“子晟。”她唤道。
霍不疑膝行两步,“皇后,是子晟对不住你。”
“我从未曾怪过你,我知你这一路走来,心里苦的很,你不欠我们的,我知道你一直心怀愧疚,待我走后,就让往事随风散去,你也放过自己。”
“少商。”程少商连忙爬到榻边,紧紧握住宣皇后的手。
“少商,你被我拖累,已经耽误了五年。”
程少商颤抖着将脸颊贴在宣皇后冰凉的手背上, “何来拖累,少商还愿意跟着皇后,五年,十年。”
宣皇后用尽力气捏了捏她的手指,“傻孩子,人生有几个五年十年,你为我已错过许多,我望你将来的日子好好替自己活一回,我不希望你像我一般蹉跎余生。”
“身为母亲,我希望你们能再续前缘。”她的目光扫过角落里的阿水与太子,两人红着眼眶却始终隔着半步距离,“可身为明事理的长辈,我又知姻缘强求不来,我只劝你们万事遵从自心,珍惜眼前,莫要后悔。”
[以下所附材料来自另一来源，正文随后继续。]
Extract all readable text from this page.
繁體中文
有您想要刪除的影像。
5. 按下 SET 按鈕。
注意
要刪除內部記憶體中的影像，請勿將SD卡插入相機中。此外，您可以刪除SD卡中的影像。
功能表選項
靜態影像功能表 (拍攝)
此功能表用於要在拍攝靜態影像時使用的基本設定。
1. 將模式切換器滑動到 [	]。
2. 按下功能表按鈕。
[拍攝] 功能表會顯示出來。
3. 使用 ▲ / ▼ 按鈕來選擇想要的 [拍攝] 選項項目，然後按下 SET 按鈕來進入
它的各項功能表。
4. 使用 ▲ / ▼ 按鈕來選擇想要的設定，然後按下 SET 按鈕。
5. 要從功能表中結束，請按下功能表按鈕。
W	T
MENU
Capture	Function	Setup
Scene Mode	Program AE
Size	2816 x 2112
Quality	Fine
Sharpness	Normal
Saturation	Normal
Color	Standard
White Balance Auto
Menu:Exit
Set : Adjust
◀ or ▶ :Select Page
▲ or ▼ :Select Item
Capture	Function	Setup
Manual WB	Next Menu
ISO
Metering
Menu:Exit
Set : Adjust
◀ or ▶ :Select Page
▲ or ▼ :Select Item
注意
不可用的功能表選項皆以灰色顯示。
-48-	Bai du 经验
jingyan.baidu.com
“愿来生,能得逢太平盛世,使我免于颠沛之苦,愿来生,父母既康且寿,使我免于忧患之苦,愿来生,青春作赋,山野颂歌。”
“夫君,神谙嫁你,此生有幸。愿来世,你我…别…再…见”随着话音消弭于唇边,宣皇后靠在文帝怀里,结束了自己可怜的一生。
程少商跌跌撞撞地走出内寝,像个迷路的孩童般,漫步目的游走在大雨之中,最终是霍不疑发现了已经人事不省的她,抱着直奔程府而去。
安顿好程少商后,霍不疑单独去偏厅面见程家夫妇,告知宣皇后已薨的消息,说完便要离开。
程始急忙叫住霍不疑,斥责他辜负程少商的深情厚谊,就连萧元漪也感慨天意弄人,今后能否再续前缘,还要看霍不疑如何表现。
阿水盯着檐下青灰色的砖瓦出神,眼前的长乐宫廊柱依旧裹着朱漆,似与五年前离宫时并无差别。
身后传来袍角擦过青砖的声响,她不用回头也知道是文子端,此时檐角滴落的雨水恰好砸在她发间。
“阿渝,怎么不进去。”太子的声音比殿内烛火更颤,“你身上还有伤又淋了些雨,该回偏殿歇息。”他手中捧着件披风,边角还带着他身上的暖意,却在递出时顿在半空——只因阿水下意识地后退了半步。
“殿下可知,宣皇后为何要将头发带回隐居的山?”她仰头看天,睫毛上凝着细碎冰晶,“她被困在宫里一辈子,到死都想回山野自由地活着。”
太子喉间滚动,披风垂落的流苏在雨雾中微微发颤,他知道阿水是什么意思。
清月来时见到的就是这样一副场景,两个人相顾无言的站在檐下。
“郡主。”清月开了口。
阿水偏头望去。
五年前,她并未答应清月陪她一起去西北,而是让她留在宫中。清月与她年纪相仿,是越皇后特意替她寻的女侍,也是她在宫里最信任的人。
“太子殿下。”清月又朝太子行了礼。
许是觉得他们又一次僵持住了,又或者因为惦记着宣皇后的后事,他身为太子不能离开太久,就把披风交给清月,说了声就离开了。